Ночь часто застигала нас среди сельских этих празднеств; но чистота воздуха и мягкость климата позволяли нам спать под навесом, среди леса, не опасаясь при этом воров, ни близких, ни далеких. Каждый поутру возвращался к себе в хижину и находил ее в том же виде, в каком оставил. Столько в то время было доверчивости и простоты на этом неторговом острове, что двери многих домов совсем не запирались на ключ, а замок был предметом любопытства для многих креолов.
Но были в году дни, которые являлись для Поля и Виргинии днями наибольших радостей: то были именины их матерей. Виргиния всякий раз, накануне, месила и пекла пироги из пшеничной муки и посылала их бедным семьям белых уроженцев острова, которые никогда не едали европейского хлеба и, лишенные помощи негров, вынужденные питаться маниоком, живя в лесу, не обладали, чтобы перенести нищету, ни тупостью, которая сопутствует рабству, ни бодростью, которую дает воспитанье.

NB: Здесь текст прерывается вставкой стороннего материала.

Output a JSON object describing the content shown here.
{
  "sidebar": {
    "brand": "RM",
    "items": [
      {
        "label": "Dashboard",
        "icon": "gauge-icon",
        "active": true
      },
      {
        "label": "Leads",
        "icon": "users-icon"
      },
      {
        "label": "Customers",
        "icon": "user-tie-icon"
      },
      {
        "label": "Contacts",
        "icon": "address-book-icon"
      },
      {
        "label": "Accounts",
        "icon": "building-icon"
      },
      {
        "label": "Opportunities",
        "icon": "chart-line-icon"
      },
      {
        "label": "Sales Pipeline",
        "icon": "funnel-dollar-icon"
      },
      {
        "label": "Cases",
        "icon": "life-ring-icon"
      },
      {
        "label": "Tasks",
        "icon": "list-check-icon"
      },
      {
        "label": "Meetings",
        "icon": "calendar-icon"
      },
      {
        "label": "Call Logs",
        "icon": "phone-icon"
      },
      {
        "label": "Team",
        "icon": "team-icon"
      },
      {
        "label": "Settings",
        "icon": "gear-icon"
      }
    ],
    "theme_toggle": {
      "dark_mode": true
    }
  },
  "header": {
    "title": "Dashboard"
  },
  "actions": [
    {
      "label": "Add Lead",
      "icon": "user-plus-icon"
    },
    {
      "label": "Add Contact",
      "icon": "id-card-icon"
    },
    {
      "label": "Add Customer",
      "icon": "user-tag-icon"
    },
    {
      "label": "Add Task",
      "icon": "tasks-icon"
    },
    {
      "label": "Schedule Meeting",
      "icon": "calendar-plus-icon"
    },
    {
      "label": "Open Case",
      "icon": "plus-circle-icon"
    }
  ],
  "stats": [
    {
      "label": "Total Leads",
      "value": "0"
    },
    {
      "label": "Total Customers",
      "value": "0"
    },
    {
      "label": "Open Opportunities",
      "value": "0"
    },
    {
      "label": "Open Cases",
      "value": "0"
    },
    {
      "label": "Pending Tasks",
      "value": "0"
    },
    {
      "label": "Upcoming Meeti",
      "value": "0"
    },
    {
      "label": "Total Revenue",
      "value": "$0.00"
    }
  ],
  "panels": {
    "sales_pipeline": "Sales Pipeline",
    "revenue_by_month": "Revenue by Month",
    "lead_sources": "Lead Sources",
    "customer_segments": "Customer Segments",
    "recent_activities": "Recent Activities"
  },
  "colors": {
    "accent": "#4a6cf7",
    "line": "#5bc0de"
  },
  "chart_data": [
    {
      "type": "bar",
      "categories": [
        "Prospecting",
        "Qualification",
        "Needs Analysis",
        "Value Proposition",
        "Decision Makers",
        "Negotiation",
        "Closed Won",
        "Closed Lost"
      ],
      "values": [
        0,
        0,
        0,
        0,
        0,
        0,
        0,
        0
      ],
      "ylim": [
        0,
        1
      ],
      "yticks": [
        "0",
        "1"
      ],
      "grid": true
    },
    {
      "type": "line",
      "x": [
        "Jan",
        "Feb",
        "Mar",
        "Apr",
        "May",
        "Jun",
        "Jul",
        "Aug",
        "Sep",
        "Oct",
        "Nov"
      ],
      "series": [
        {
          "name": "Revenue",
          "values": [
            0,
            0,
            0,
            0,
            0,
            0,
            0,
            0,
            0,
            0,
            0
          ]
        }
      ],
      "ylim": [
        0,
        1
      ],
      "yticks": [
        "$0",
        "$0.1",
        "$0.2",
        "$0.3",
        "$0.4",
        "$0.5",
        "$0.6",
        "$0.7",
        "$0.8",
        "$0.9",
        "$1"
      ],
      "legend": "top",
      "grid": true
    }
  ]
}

Эти пироги были единственными подарками, какие Виргиния могла сделать от избытка поселка; но она прибавляла к ним приветливость, сообщавшую им большую дену. Прежде всего на Поля была возложена обязанность самому отнести их этим семействам и передать приглашение придти завтра провести день у госпожи де-ла-Тур и Маргариты. И вот приходила какая-нибудь мать с двумя или тремя жалкими дочерьми, желтыми, худыми и столь робкими, что они не осмеливались поднимать глаза. Виргиния скоро делала их увереннее. Она предлагала им угощение, оттеняя его качество каким-нибудь особенным обстоятельством, которое увеличивало, по ее мнению, удовольствие: вот этот напиток был приготовлен Маргаритой; вот тот — ее матерью; брат ее сорвал сам этот плод на макушке дерева. Она заставляла Поля танцовать с ними; она покидала их лишь тогда, когда видела, что они довольны и удовлетворены: ей хотелось, чтобы и они радовались радостью ее семьи. «Своего счастья достигаешь, — говорила она, — лишь заботой о счастии других». Когда они уходили, она предлагала им взять с собой то, что могло доставить им удовольствие, скрывая необходимость принять от нее подарки их новизною или их затейливостью. Если она замечала слишком большую ветхость в их одежде, то отбирала, с согласия матери, кое-что из собственного платья и поручала Полю незаметно отнести и положить его у дверей их хижин. Так делала она добро по примеру божества, тая благотворительницу и обнаруживая благодеяние.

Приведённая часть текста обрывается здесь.